Abstract
Deze scriptie richt zich op het spanningsveld tussen rechtszekerheid, rechtsgelijkheid en de menselijke maat in het Nederlandse rechtssysteem. De centrale vraag luidt: “Hoe kan een rechtssysteem de balans vinden tussen rechtsgelijkheid en de menselijke maat, rekening houdend met algemene wetten en de variabiliteit van menselijke situaties?”In het maatschappelijk debat is er een groeiende roep om de “menselijke maat” in juridische besluitvorming, vooral na de toeslagenaffaire. De menselijke maat verwijst naar rechtvaardigheid waarbij individuele omstandigheden worden meegewogen. Er bestaat een spanningsveld tussen algemene wetten en de unieke situaties van burgers. Terwijl wetten zorgen voor rechtszekerheid en uniformiteit, kan een strikte toepassing leiden tot onrechtvaardigheid in specifieke gevallen.

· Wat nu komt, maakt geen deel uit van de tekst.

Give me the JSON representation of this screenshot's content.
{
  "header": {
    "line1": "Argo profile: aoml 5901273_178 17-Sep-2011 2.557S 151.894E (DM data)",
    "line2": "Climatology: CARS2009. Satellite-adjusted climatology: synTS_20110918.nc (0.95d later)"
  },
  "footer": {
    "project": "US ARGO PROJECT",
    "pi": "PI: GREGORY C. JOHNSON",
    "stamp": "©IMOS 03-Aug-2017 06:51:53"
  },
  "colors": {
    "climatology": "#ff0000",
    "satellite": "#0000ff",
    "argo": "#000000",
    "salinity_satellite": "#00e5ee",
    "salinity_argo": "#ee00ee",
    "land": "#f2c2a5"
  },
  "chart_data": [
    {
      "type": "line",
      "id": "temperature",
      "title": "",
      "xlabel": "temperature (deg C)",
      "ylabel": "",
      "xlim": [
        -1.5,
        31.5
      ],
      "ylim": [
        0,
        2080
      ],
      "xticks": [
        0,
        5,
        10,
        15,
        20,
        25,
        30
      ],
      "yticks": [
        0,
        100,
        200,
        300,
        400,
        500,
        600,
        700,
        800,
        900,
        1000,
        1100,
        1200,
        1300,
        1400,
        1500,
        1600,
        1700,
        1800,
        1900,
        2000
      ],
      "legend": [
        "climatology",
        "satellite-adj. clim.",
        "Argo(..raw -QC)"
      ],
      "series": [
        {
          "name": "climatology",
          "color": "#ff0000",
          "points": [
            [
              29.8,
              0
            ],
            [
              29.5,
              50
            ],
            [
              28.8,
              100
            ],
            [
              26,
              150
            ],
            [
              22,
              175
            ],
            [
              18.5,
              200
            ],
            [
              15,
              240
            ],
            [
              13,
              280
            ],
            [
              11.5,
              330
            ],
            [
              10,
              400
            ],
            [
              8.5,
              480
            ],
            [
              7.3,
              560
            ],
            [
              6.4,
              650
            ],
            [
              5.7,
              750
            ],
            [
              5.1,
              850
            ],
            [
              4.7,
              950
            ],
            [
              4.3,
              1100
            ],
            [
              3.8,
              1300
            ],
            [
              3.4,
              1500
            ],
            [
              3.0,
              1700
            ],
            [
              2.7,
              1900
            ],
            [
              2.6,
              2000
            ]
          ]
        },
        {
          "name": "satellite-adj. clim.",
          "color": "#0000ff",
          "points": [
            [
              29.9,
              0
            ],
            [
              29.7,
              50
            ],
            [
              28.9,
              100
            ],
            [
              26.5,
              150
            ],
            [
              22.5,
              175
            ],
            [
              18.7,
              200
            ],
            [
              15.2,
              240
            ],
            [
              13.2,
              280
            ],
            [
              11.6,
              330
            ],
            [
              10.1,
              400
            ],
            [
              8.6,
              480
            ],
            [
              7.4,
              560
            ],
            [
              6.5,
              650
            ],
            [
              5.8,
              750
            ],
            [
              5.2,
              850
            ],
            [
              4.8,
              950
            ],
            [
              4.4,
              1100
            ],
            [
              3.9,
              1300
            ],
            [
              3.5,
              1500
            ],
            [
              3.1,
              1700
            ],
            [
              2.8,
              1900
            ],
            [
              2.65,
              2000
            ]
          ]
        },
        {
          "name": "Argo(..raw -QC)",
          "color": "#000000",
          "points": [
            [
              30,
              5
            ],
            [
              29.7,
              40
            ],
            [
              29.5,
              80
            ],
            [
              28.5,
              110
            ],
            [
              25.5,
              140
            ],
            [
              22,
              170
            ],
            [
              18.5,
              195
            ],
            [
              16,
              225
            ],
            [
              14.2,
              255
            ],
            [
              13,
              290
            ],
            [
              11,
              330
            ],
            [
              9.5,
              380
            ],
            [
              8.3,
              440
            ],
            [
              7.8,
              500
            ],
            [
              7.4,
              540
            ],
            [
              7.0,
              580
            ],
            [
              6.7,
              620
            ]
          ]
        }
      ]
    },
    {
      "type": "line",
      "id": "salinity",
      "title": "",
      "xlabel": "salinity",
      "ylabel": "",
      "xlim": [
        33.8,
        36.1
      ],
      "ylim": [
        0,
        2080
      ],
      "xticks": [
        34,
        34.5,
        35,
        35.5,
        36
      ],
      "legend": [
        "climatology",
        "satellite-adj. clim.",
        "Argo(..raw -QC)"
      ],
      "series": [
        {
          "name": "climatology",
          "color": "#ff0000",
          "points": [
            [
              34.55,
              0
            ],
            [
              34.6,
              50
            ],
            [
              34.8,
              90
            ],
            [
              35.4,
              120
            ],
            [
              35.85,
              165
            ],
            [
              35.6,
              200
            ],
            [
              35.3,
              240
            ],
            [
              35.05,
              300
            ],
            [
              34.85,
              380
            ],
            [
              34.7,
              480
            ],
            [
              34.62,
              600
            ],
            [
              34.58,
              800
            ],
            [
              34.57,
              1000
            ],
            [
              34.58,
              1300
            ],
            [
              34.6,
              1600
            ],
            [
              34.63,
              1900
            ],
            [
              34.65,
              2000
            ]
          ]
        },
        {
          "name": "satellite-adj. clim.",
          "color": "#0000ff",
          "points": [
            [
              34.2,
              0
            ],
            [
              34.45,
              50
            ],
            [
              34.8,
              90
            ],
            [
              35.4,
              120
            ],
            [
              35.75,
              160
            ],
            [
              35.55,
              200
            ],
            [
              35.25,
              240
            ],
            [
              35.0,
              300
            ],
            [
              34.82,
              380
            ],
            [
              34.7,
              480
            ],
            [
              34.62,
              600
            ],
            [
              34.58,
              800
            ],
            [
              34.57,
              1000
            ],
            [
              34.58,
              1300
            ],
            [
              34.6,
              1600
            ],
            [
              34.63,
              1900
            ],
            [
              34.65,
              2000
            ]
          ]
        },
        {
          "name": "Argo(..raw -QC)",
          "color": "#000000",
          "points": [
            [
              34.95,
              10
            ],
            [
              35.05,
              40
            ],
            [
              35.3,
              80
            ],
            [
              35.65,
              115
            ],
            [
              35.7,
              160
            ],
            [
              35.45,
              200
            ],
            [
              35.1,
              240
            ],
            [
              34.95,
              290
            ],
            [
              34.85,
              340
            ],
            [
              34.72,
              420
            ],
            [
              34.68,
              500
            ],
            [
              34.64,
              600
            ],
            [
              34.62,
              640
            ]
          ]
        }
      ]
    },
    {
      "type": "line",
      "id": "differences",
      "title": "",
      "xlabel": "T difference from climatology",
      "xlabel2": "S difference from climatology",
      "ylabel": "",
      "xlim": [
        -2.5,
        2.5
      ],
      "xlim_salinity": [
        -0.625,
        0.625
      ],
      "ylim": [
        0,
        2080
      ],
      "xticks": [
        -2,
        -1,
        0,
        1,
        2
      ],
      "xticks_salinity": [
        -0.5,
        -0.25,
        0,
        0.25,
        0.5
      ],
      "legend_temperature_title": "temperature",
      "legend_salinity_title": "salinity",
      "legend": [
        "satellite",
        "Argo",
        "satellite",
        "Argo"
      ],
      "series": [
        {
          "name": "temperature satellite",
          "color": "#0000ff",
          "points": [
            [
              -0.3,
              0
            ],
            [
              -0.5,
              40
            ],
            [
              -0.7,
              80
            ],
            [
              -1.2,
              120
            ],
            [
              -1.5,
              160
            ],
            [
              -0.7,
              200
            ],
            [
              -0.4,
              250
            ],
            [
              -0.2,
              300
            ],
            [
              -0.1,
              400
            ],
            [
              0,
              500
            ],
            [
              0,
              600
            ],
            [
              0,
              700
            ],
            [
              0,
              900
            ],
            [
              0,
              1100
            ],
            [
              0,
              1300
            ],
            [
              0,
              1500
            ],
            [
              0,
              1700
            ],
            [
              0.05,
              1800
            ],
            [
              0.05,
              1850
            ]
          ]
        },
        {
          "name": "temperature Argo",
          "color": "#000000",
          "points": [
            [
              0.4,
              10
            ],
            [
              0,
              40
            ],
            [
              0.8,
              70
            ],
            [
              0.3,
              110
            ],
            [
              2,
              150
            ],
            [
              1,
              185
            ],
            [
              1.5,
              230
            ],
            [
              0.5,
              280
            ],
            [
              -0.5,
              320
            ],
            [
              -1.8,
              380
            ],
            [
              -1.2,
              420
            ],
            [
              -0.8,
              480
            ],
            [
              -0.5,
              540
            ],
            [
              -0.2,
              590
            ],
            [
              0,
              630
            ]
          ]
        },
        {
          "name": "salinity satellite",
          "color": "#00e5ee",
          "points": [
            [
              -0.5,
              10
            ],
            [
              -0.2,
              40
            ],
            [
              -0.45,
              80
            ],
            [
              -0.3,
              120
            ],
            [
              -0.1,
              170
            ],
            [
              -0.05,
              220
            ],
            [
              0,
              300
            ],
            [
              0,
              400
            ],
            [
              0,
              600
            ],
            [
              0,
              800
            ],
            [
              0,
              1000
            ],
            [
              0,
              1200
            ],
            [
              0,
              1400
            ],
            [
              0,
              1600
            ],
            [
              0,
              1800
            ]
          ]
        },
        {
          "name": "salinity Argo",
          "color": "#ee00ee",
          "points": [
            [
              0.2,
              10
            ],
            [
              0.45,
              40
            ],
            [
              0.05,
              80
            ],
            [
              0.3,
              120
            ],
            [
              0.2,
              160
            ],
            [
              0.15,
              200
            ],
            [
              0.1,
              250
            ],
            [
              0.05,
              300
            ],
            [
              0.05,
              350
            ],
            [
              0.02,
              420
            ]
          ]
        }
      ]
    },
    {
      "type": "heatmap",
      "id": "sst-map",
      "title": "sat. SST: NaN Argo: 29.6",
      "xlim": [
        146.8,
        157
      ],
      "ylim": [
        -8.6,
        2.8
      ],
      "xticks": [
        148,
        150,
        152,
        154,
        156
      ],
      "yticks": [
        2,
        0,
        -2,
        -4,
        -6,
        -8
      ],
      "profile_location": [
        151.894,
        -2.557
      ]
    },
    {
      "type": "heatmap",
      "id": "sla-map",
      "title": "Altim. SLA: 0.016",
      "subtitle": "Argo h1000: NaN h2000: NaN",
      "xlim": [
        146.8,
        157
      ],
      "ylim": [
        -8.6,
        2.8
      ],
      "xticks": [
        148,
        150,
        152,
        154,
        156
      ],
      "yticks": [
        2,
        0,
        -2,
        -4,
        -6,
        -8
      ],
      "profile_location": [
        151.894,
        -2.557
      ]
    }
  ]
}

De Tijdelijke Commissie Uitvoeringsorganisaties definieert de menselijke maat als een besluit dat recht doet aan de bedoeling van de wet, rechtvaardig is én als rechtvaardig ervaren wordt. Daarnaast moet het rekening houden met het doenvermogen van burgers: de eigenschappen die iemand nodig heeft om een taak te voltooien. Stress verlaagt dit doenvermogen, wat afhankelijk is van de situatie en persoon.
Uit onderzoeksrapporten, vooral die van de overheid, komen twee oorzaken naar voren voor de roep om de menselijke maat. De eerste oorzaak is complexiteit van regelgeving: Veel regels zijn zo complex dat burgers ze niet begrijpen. Dit probleem wordt versterkt door het veronderstelde rationele mensbeeld waarop veel beleid is gebaseerd. De tweede oorzaak is Efficiency en standaardisering. De nadruk werd gelegd op beheersbaarheid. Dit leidde o.a. tot het afzien van een hardheidsclausule, die maatwerk mogelijk maakt.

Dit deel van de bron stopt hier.